Setiap tahun, sekitar 1.500 wanita di Jerman kehilangan nyawa mereka karena kanker serviks. Penyakit ini seringkali disebabkan oleh infeksi virus bernama human papillomavirus (HPV). Vaksinasi terhadap HPV adalah langkah penting dalam mencegah kanker serviks dan jenis kanker lainnya.
Namun, menurut laporan dari perusahaan asuransi kesehatan Jerman, Barmer, jumlah anak yang menerima vaksin HPV semakin menurun. Antara tahun 2021 dan 2022, tingkat vaksinasi turun sebanyak 23,5 persen. Jika dibandingkan dengan tahun 2015, yang merupakan tahun dengan angka vaksinasi tertinggi, penurunan ini mencapai 37 persen.

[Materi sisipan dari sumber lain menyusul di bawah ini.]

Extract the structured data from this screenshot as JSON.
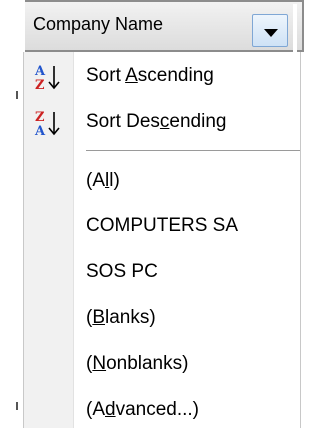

HPV adalah virus yang dapat menular melalui hubungan seksual dan berpotensi menyebabkan beberapa jenis kanker, termasuk kanker serviks, kanker mulut dan tenggorokan, serta kanker yang mempengaruhi organ genital pria dan wanita.
Sejak tahun 2007, Komisi Vaksinasi Permanen di Jerman telah merekomendasikan vaksinasi HPV untuk perempuan. Pada tahun 2018, rekomendasi ini juga diperluas untuk mencakup laki-laki yang berusia antara sembilan hingga empat belas tahun. Jika anak melewatkan kesempatan untuk divaksinasi dalam rentang usia tersebut, mereka masih dapat menerima vaksinasi gratis hingga usia 18 tahun. Vaksin ini sebaiknya diberikan sebelum anak melakukan hubungan seksual pertama mereka.
Penting bagi masyarakat untuk menyadari manfaat dari vaksinasi HPV, guna melindungi kesehatan generasi mendatang dan mengurangi angka kejadian kanker serviks yang dapat dicegah melalui vaksinasi ini.